Cas d’école démontrant assez bien le peu de conscience que nous avons des multiples interractions et rétroactions à l’oeuvre entre et dans les différents systèmes et machineries naturels qui composent la biosphère. Il n’existe ainsi aucune « bonne » solution à l’avance. Planter des arbre pour séquestrer le carbone est ici une réponse, là-bas une intérrogation. Or voilà sans doute l’un des volets du principe de précaution bien souvent négligé dans les discours: le principe de contingence de toute nos solutions de tête, l’extrême prudence qu’il convient d’avoir en la matière avec toute position morale préconstituée, et par la même globalisante. Et finalement, on en revient toujours à la même question: quel segment du droit aura notre préférence dans la pratique, le texte de loi ou la jurisprudence?  

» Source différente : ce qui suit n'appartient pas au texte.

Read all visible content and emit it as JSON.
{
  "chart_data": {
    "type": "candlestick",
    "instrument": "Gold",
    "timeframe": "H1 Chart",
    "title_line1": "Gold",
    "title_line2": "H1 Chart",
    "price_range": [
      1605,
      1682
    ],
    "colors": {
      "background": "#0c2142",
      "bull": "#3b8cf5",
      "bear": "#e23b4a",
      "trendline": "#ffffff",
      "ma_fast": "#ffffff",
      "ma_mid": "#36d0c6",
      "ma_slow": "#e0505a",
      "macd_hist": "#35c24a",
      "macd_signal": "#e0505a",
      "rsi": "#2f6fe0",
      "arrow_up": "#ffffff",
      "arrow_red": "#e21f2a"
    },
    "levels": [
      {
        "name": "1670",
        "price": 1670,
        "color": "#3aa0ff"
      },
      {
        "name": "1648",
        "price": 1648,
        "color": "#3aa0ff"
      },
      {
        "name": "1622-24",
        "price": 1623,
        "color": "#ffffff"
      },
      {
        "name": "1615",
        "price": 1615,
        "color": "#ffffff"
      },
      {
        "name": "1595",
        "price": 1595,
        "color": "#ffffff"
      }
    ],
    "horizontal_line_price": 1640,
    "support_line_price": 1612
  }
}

Le principe d'attention appliqué à l'écologie: l'appel aux sciences sociales dans -> CAPTURE de CODES : p1011principedeprecaution

S’il n’y rien de bien nouveau dans tout ça, n’en demeure pas moins l’occasion d’illustrer quelque peu la pensée d’un chercheur tel que Gregory Bateson. Pour ce dernier, l’ensemble de l’esprit est un « réseau cybernétique intégré » de propositions, d’images, de processus etc. etc…., la conscience, seulement un échantillon des différentes parties et régions de ce réseau. Ainsi, « si l’on coupe la conscience, ce qui apparaît ce sont des arcs de circuits, non des pas des circuits complet, ni des circuits de circuits encore plus vaste. »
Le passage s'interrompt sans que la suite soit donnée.